# Hello all.



## 1290lewis (Jul 13, 2009)

I have just recently purchased a '53 plate 180hp TT. 84,000 miles. Full history and one owner. Immaculate condition. After 4 days oil can appears on dashboard. Oil level is fine. Stop car and ring garage I bought it from and they arrange pick up. I here from some friends the oil pick up as a tendancy to "sludge up" and this affects oil pressure. Car was rattling slightly like tappets rattling for a minute before we switched it off.
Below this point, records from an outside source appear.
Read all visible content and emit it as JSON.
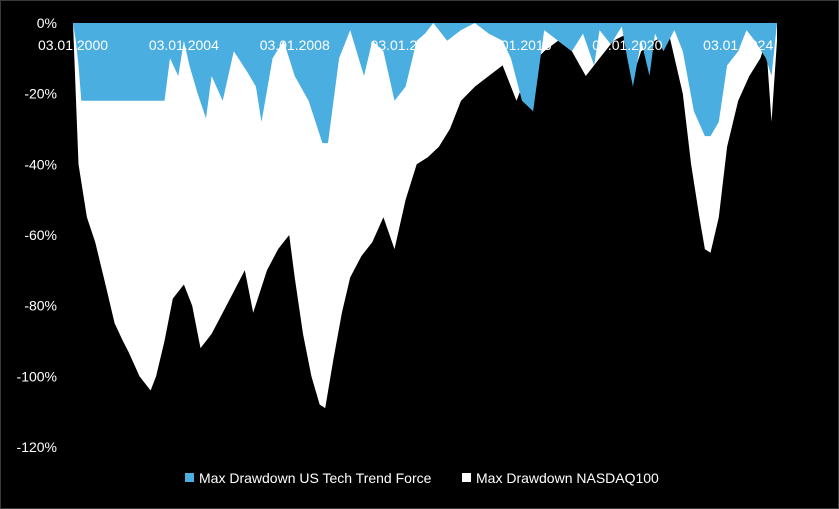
{
  "chart_data": {
    "type": "area",
    "title": "",
    "xlabel": "",
    "ylabel": "",
    "ylim": [
      -120,
      0
    ],
    "y_ticks": [
      "0%",
      "-20%",
      "-40%",
      "-60%",
      "-80%",
      "-100%",
      "-120%"
    ],
    "y_tick_values": [
      0,
      -20,
      -40,
      -60,
      -80,
      -100,
      -120
    ],
    "x_ticks": [
      "03.01.2000",
      "03.01.2004",
      "03.01.2008",
      "03.01.2012",
      "03.01.2016",
      "03.01.2020",
      "03.01.2024"
    ],
    "x_tick_values": [
      2000.0,
      2004.0,
      2008.0,
      2012.0,
      2016.0,
      2020.0,
      2024.0
    ],
    "xlim": [
      2000.0,
      2025.4
    ],
    "grid": false,
    "legend_position": "bottom",
    "colors": {
      "background": "#000000",
      "series1": "#4AAEE0",
      "series2": "#FFFFFF",
      "text": "#FFFFFF"
    },
    "series": [
      {
        "name": "Max Drawdown US Tech Trend Force",
        "x": [
          2000.0,
          2000.1,
          2000.2,
          2000.3,
          2002.0,
          2003.3,
          2003.5,
          2003.8,
          2004.0,
          2004.2,
          2004.5,
          2004.8,
          2005.0,
          2005.4,
          2005.8,
          2006.3,
          2006.6,
          2006.8,
          2007.2,
          2007.6,
          2008.0,
          2008.5,
          2009.0,
          2009.2,
          2009.6,
          2010.0,
          2010.5,
          2010.8,
          2011.2,
          2011.6,
          2012.0,
          2012.4,
          2012.7,
          2013.0,
          2013.5,
          2014.0,
          2014.5,
          2015.0,
          2015.5,
          2015.8,
          2016.2,
          2016.6,
          2017.0,
          2017.5,
          2018.0,
          2018.4,
          2018.8,
          2019.0,
          2019.4,
          2019.8,
          2020.0,
          2020.2,
          2020.5,
          2020.8,
          2021.0,
          2021.3,
          2021.7,
          2022.0,
          2022.4,
          2022.8,
          2023.0,
          2023.3,
          2023.6,
          2024.0,
          2024.3,
          2024.6,
          2025.0,
          2025.2,
          2025.4
        ],
        "values": [
          0,
          -5,
          -12,
          -22,
          -22,
          -22,
          -10,
          -15,
          -5,
          -12,
          -20,
          -27,
          -15,
          -22,
          -8,
          -14,
          -18,
          -28,
          -10,
          -5,
          -15,
          -22,
          -34,
          -34,
          -10,
          -2,
          -15,
          -5,
          -8,
          -22,
          -18,
          -5,
          -3,
          0,
          -5,
          -2,
          0,
          -3,
          -5,
          -10,
          -22,
          -25,
          -2,
          -5,
          -8,
          -3,
          -12,
          -2,
          -6,
          -1,
          -10,
          -18,
          -5,
          -15,
          -3,
          -8,
          -2,
          -8,
          -25,
          -32,
          -32,
          -28,
          -12,
          -8,
          -2,
          -5,
          -10,
          -15,
          0
        ]
      },
      {
        "name": "Max Drawdown NASDAQ100",
        "x": [
          2000.0,
          2000.2,
          2000.5,
          2000.8,
          2001.2,
          2001.5,
          2001.8,
          2002.0,
          2002.4,
          2002.8,
          2003.0,
          2003.3,
          2003.6,
          2004.0,
          2004.3,
          2004.6,
          2005.0,
          2005.4,
          2005.8,
          2006.2,
          2006.5,
          2007.0,
          2007.4,
          2007.8,
          2008.0,
          2008.3,
          2008.6,
          2008.9,
          2009.1,
          2009.4,
          2009.7,
          2010.0,
          2010.4,
          2010.8,
          2011.2,
          2011.6,
          2012.0,
          2012.4,
          2012.8,
          2013.2,
          2013.6,
          2014.0,
          2014.5,
          2015.0,
          2015.5,
          2016.0,
          2016.5,
          2017.0,
          2017.5,
          2018.0,
          2018.5,
          2019.0,
          2019.5,
          2020.0,
          2020.2,
          2020.5,
          2021.0,
          2021.5,
          2022.0,
          2022.3,
          2022.6,
          2022.8,
          2023.0,
          2023.3,
          2023.6,
          2024.0,
          2024.4,
          2024.8,
          2025.0,
          2025.2,
          2025.4
        ],
        "values": [
          0,
          -40,
          -55,
          -62,
          -75,
          -85,
          -90,
          -93,
          -100,
          -104,
          -100,
          -90,
          -78,
          -74,
          -80,
          -92,
          -88,
          -82,
          -76,
          -70,
          -82,
          -70,
          -64,
          -60,
          -72,
          -88,
          -100,
          -108,
          -109,
          -95,
          -82,
          -72,
          -66,
          -62,
          -55,
          -64,
          -50,
          -40,
          -38,
          -35,
          -30,
          -22,
          -18,
          -15,
          -12,
          -22,
          -12,
          -8,
          -5,
          -8,
          -15,
          -10,
          -5,
          -3,
          -15,
          -8,
          -5,
          -3,
          -20,
          -40,
          -55,
          -64,
          -65,
          -55,
          -35,
          -22,
          -15,
          -10,
          -5,
          -28,
          -5
        ]
      }
    ]
  }
}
Is this OK or have I bought a nail?

Any help appreciated.


----------



## jammyd (Oct 11, 2008)

I am not much help with the MK1 but I will still welcome you to the forum


----------



## SVStu (Dec 11, 2006)

Hi mate repost this in the Mk 1 section, you'll get a better response. What colour was the oil can light?

Welcome to TT ownership, Stu. :wink:


----------



## YELLOW_TT (Feb 25, 2004)

Welcome dont forget to join the TTOC www.ttoc.co.uk


----------



## malstt (Apr 18, 2007)

Welcome to the forum. 8)


----------



## Hipflyguy (Jun 1, 2006)

If it's a flashing oil can it's oil pressure...

My '96 A4 1.8T sport had a complete seizure when the oil pressure just vanished. Don't drive your TT, get it fixed - now!

Best car I ever I've owned ended up in a scrappy cos I was stupid, don't let it happen to you. Oil pressure affects turbos, so spot the possible weak link.


----------



## Wallsendmag (Feb 12, 2004)

Welcome to the forum


----------



## ellejake (Apr 9, 2009)

Welcome


----------